EUROSAM Missile Project and Erdogan’s Typical Political Maneuvers
In light of the current context the Turkish President has contacted Macron seeking to deescalate the current antagonism. Erdogan has also reportedly committed to proceed with exploratory talks with Greece, while the two leaders also discussed about the situation in Libya and Syria in an effort to find common ground and promote regional stability.
According to a recent article from Bloomberg Erdogan has also asked his counterpart to give the green light for co-production of the EUROSAM Surface-to-Air Long Range Missile Systems. EUROSAM SAMP/T is an Italian-French strategic initiative for the development, production and supply of long range air defense systems with the participation of the industry leaders Thales in France and MBDA in Italy. In January 2018, Presidents Erdogan and Macron met to officially approve the establishment of a mutual project where EUROSAM would be joined by the Turkish ASELSAN and ROKETSAN. These partners agreed to work together for the development of the Turkish Long Range Air and Missile Defense Systems.
This very promising venture – promising not only for the Turkish Defense Industry but also for the Turkish Armed Forces – was blocked in January 2020 by France after Paris strongly criticized the Turkey’s Operation Peace Spring in Northern Syria. Apparently further political clashes, as described earlier, also contributed to this stalemate.

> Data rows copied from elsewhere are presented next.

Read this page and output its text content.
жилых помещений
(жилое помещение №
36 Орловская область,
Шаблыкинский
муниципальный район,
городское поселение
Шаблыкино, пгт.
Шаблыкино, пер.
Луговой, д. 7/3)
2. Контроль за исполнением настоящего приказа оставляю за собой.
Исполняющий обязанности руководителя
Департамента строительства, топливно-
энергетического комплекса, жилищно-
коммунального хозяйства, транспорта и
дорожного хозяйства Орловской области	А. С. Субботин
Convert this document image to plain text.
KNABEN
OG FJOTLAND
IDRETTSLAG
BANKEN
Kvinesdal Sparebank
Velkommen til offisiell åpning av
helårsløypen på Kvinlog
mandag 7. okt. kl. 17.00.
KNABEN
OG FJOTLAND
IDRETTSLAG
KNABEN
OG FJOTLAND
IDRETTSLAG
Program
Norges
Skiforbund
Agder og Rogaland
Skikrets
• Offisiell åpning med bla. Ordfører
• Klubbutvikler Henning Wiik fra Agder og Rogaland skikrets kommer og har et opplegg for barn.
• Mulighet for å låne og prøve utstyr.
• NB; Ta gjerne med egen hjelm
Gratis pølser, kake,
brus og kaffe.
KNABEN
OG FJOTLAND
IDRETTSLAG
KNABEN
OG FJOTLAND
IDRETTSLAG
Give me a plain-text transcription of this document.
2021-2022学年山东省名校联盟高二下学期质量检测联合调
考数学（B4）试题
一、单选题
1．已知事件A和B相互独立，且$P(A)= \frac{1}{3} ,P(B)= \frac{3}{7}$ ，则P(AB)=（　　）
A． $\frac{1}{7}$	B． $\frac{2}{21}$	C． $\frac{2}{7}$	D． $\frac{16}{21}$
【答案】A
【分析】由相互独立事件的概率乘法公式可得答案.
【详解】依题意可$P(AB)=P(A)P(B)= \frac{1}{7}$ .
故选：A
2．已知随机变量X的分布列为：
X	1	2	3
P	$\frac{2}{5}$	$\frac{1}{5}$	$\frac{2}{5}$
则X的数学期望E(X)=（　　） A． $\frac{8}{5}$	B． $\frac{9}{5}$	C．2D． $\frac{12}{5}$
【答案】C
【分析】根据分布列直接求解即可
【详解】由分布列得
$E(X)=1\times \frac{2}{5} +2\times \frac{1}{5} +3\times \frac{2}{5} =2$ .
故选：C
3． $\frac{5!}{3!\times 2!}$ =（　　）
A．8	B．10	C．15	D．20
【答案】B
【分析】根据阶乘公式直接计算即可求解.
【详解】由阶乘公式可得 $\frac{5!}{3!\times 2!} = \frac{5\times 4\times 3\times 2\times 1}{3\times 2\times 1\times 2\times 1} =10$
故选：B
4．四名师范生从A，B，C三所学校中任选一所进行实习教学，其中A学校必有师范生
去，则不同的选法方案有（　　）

Erdogan’s alleged initiative to bring up the EUROSAM SAMP deal again, indicates that Ankara is always flexible and ready to invest in strategic ventures in order to secure alternative options in the international system and pursue long-term political objectives. Most importantly Ankara is not only seeking to maintain communication channels, but also to materialize the prospect of a substantially independent Turkish defense industry that will be covering a full spectrum of services and products, from fighter jets and missile systems to APCs and drones.
As the pressure on Turkey seems to be increasing lately, Erdogan is applying his favorite method of diversifying his possible courses of action in a way that nobody could have predicted.